A Botom-Up Approach for Multi-Person Pose Estimation

Building a simple baseline for bottom-up human pose estimation. Models trained on COCO and CrowdPose datasets are available. Welcome to contribute to this project.

Earlier project: SimplePose

Introduction

A bottom-up approach for the problem of multi-person pose estimation

Guiding offsets greedily “connect” the adjacent keypoints belonging to the same persons.

Overview of the proposed approach

(a): Responses of “left shoulder” (b): Responses of “left hip”

(c): Guiding offsets from “left shoulder” to “left hip” (d): Candidate keypoints and limbs

(e): Greedy keypoint grouping (f): Final result

Project Contents

Training Code
Evaluation Code
Image Demo
More (in development)

Project Features

Implement the models using Pytorch in auto mixed-precision (using Nvidia Apex).
Support training on multiple GPUs (over 90% GPU usage rate on each GPU card).
Fast data preparing and augmentation during training.
Focal L2 loss for keypoint heatmap regression.
L1-type loss for guiding offset regression.
Easy to train and run.

Prepare

Install packages according to requirement.txt.
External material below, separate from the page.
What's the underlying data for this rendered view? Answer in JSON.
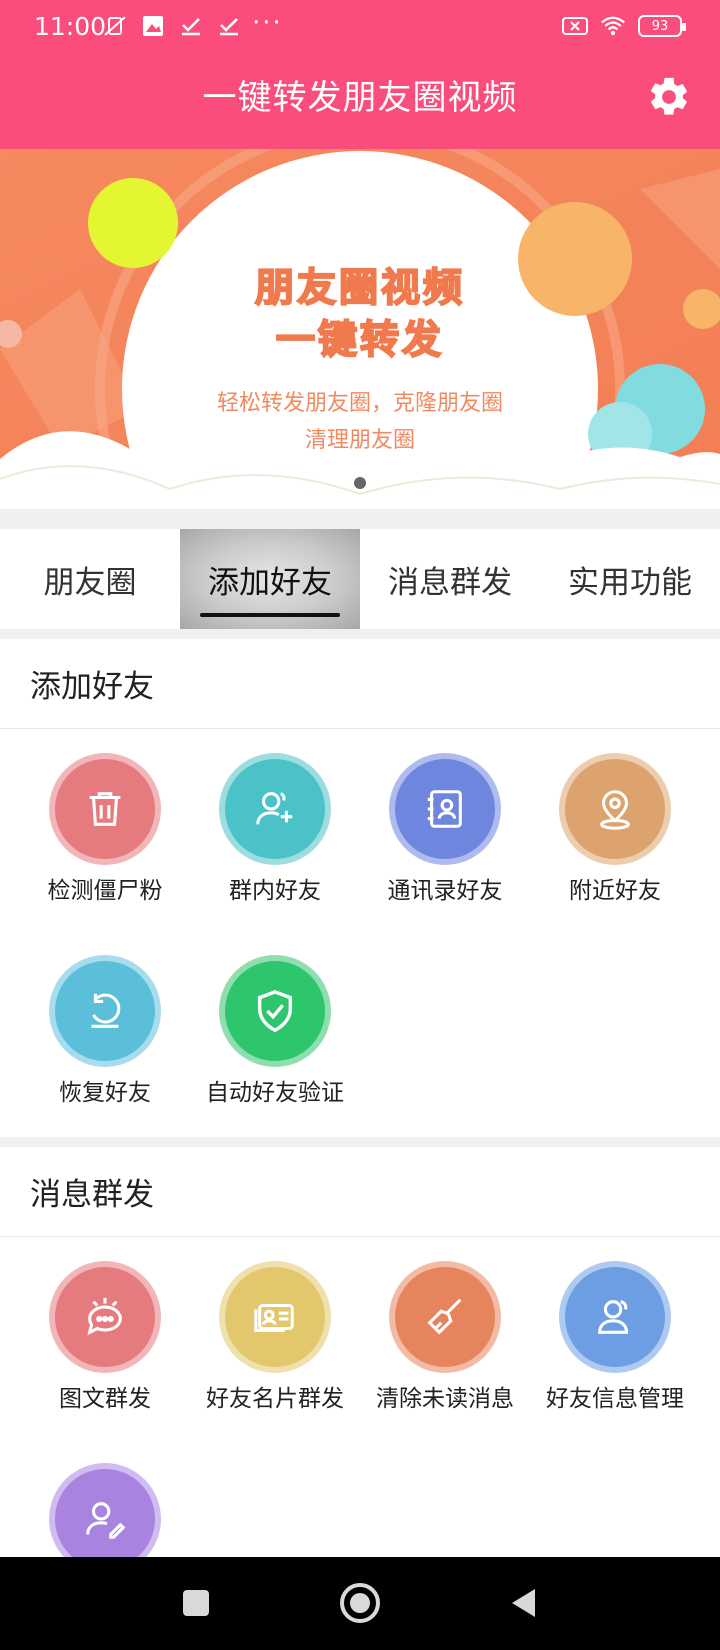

Python=3.6, Pytorch>1.0, Nvidia Apex and other packages needed.
Download the COCO and CrowdPose datasets.
Download the pre-trained models via: GoogleDrive.
Change the paths in the code according to your environment.
Refer to the docs cli-help-evaluate.txt,cli-help-train_dist.txt to know the hypter-parameter settings and more info of this project.
Full project is to be released. Also refer to other branches.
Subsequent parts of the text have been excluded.